3. Mejorar los procesos de aprobación regulatoria de tal manera que se pueda garantizar la seguridad, consistencia, eficacia y calidad de los productos, al tiempo que se asegura que los productos prometedores puedan llegar al mercado de manera oportuna. En particular, considere el valor de los avances tecnológicos, como la secuenciación del genoma completo, para superar los desafíos tradicionales de la aprobación regulatoria.
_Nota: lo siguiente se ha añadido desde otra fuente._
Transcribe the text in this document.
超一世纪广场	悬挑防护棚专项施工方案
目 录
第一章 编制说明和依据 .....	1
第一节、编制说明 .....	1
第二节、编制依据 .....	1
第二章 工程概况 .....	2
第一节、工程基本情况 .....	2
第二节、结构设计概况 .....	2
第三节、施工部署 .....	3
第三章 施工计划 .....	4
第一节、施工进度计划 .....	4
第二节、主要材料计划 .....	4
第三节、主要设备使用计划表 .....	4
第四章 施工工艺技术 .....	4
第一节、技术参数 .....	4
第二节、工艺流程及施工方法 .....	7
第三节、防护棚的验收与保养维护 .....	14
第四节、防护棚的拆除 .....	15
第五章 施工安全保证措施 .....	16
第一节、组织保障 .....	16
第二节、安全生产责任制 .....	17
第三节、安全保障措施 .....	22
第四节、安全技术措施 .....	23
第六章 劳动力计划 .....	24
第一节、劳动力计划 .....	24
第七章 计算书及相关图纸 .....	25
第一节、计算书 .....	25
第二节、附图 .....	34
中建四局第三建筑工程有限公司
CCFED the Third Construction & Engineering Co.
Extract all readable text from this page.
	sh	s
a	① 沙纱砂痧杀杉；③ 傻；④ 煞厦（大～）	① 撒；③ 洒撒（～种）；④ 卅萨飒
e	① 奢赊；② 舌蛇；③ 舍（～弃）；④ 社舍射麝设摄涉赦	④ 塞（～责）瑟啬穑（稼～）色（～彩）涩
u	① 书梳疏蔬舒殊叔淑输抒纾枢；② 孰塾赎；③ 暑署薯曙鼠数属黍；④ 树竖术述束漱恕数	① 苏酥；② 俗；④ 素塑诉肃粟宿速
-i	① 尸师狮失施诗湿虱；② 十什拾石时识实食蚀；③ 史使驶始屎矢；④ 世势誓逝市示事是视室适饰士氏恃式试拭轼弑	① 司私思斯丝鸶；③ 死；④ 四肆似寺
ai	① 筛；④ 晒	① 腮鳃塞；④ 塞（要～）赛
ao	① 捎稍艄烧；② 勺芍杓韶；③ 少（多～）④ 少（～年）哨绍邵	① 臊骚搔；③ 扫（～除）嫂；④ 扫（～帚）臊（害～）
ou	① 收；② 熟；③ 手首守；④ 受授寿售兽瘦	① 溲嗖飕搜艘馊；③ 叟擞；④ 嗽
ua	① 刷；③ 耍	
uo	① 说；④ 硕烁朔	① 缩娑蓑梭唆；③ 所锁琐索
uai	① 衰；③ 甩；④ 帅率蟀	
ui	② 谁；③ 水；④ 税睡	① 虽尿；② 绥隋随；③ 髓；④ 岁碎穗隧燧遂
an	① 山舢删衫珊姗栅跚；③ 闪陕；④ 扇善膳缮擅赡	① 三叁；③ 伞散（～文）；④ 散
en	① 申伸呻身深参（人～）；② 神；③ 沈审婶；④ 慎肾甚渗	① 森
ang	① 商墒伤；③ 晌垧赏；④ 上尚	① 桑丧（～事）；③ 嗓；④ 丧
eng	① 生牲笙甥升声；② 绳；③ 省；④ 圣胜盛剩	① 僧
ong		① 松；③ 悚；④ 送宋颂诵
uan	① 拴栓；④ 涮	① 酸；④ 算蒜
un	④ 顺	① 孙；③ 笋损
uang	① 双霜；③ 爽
4. Mejorar la colaboración y la comunicación entre todas las partes interesadas (agricultores, productores de carne, consumidores, agencias reguladoras, investigadores académicos, industria farmacéutica) para aumentar la disponibilidad y el uso de intervenciones prometedoras. En particular, fortalecer las colaboraciones entre agencias para aprovechar la experiencia técnica a través y dentro de las organizaciones y alinear estrechamente las responsabilidades de salud animal y seguridad alimentaria, incluso si descansan en diferentes entidades como el Servicio de Inspección y Seguridad Alimentaria del USDA y el Servicio de Inspección de Sanidad Animal y Vegetal.

A la industria

1. Enfatizar el uso de intervenciones individuales previas a la cosecha como parte de un programa de gestión de la salud del hato, en el contexto en el que se utilizarán (por ejemplo, especies animales y grupo de edad, sistema de producción) junto con posibles sinergias o antagonismos entre intervenciones. Evaluar si se pueden lograr beneficios complementarios, como mejoras en la salud animal en general que pueden reducir los costos de tratamiento y las pérdidas de animales.
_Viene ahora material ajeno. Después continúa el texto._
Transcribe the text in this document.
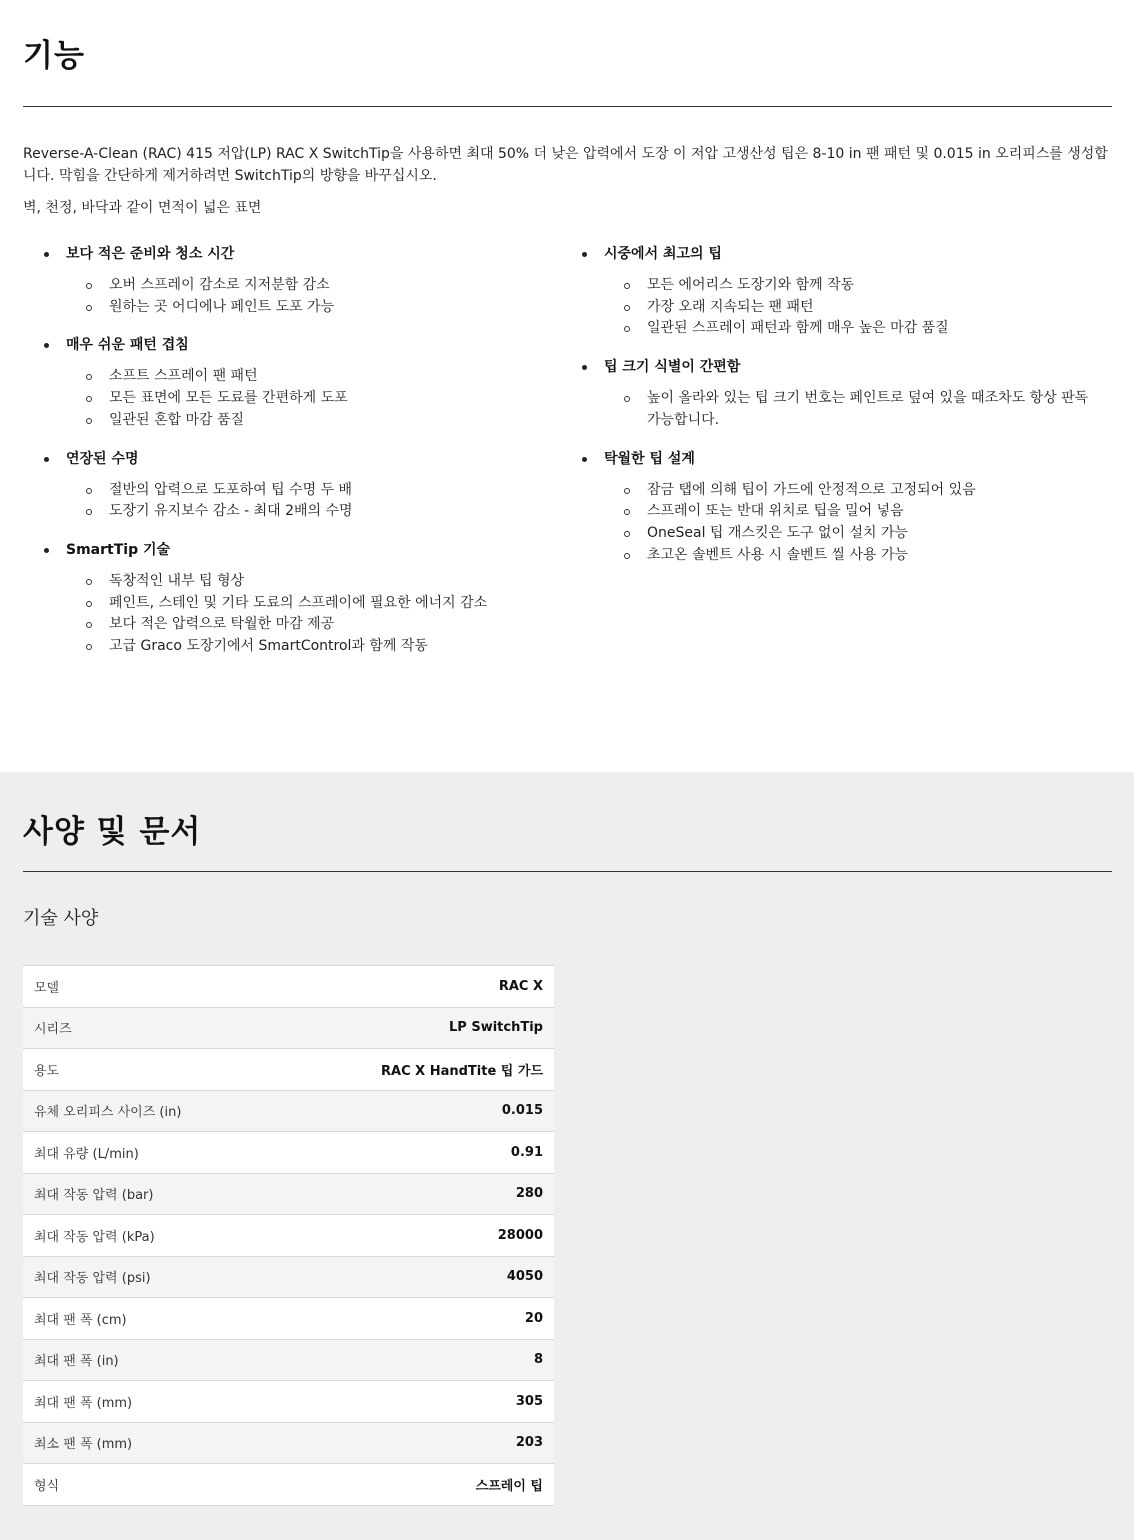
기능

Reverse-A-Clean (RAC) 415 저압(LP) RAC X SwitchTip을 사용하면 최대 50% 더 낮은 압력에서 도장 이 저압 고생산성 팁은 8-10 in 팬 패턴 및 0.015 in 오리피스를 생성합니다. 막힘을 간단하게 제거하려면 SwitchTip의 방향을 바꾸십시오.

벽, 천정, 바닥과 같이 면적이 넓은 표면

보다 적은 준비와 청소 시간
오버 스프레이 감소로 지저분함 감소
원하는 곳 어디에나 페인트 도포 가능
매우 쉬운 패턴 겹침
소프트 스프레이 팬 패턴
모든 표면에 모든 도료를 간편하게 도포
일관된 혼합 마감 품질
연장된 수명
절반의 압력으로 도포하여 팁 수명 두 배
도장기 유지보수 감소 - 최대 2배의 수명
SmartTip 기술
독창적인 내부 팁 형상
페인트, 스테인 및 기타 도료의 스프레이에 필요한 에너지 감소
보다 적은 압력으로 탁월한 마감 제공
고급 Graco 도장기에서 SmartControl과 함께 작동
시중에서 최고의 팁
모든 에어리스 도장기와 함께 작동
가장 오래 지속되는 팬 패턴
일관된 스프레이 패턴과 함께 매우 높은 마감 품질
팁 크기 식별이 간편함
높이 올라와 있는 팁 크기 번호는 페인트로 덮여 있을 때조차도 항상 판독 가능합니다.
탁월한 팁 설계
잠금 탭에 의해 팁이 가드에 안정적으로 고정되어 있음
스프레이 또는 반대 위치로 팁을 밀어 넣음
OneSeal 팁 개스킷은 도구 없이 설치 가능
초고온 솔벤트 사용 시 솔벤트 씰 사용 가능
사양 및 문서
기술 사양
모델	RAC X
시리즈	LP SwitchTip
용도	RAC X HandTite 팁 가드
유체 오리피스 사이즈 (in)	0.015
최대 유량 (L/min)	0.91
최대 작동 압력 (bar)	280
최대 작동 압력 (kPa)	28000
최대 작동 압력 (psi)	4050
최대 팬 폭 (cm)	20
최대 팬 폭 (in)	8
최대 팬 폭 (mm)	305
최소 팬 폭 (mm)	203
형식	스프레이 팁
2. Proporcionar una bioseguridad adecuada, seguridad de alimentos y agua, y estándares básicos de salud animal como un requisito previo para la producción de carne y aves de corral en granjas y corrales de engorde, incluso si la bioseguridad puede ser más difícil de garantizar en algunos sistemas de producción, como los basados ​​en pasturas. sistemas.

3. Para las industrias en las que un pequeño número de manadas reproductoras o manadas dan lugar a los animales de producción, considere la viabilidad y el valor potencial de los programas de erradicación de patógenos aguas arriba, en manadas o manadas de élite, y cree incentivos para tales programas cuando sea factible.

A todas las partes interesadas

1. Fomentar el intercambio de datos entre la industria, el mundo académico, los investigadores gubernamentales y las agencias reguladoras para permitir que los datos sobre la eficacia y seguridad de estos productos en todos los entornos se utilicen en la mayor medida posible. Las asociaciones público-privadas pueden ser el enfoque más factible para cerrar algunas de las lagunas de datos que actualmente obstaculizan el desarrollo y el uso de intervenciones previas a la cosecha. Esto requerirá superar desafíos legales y logísticos tales como preocupaciones de privacidad y transparencia y compatibilidad de la infraestructura de tecnología de la información.

Parece que el viejo dicho “matar dos pájaros de un tiro” bien podría tener una interpretación ligeramente diferente. Si pensamos en la reducción de patógenos antes de la cosecha desde una perspectiva ambiental, bien podríamos tener una oportunidad de al menos reducir los patógenos en la carne Y las ensaladas que comemos.

(Para registrarse y obtener una suscripción gratuita a -, haga clic aquí.)

Leave a Reply

Your email address will not be published.

This site uses Akismet to reduce spam. Learn how your comment data is processed.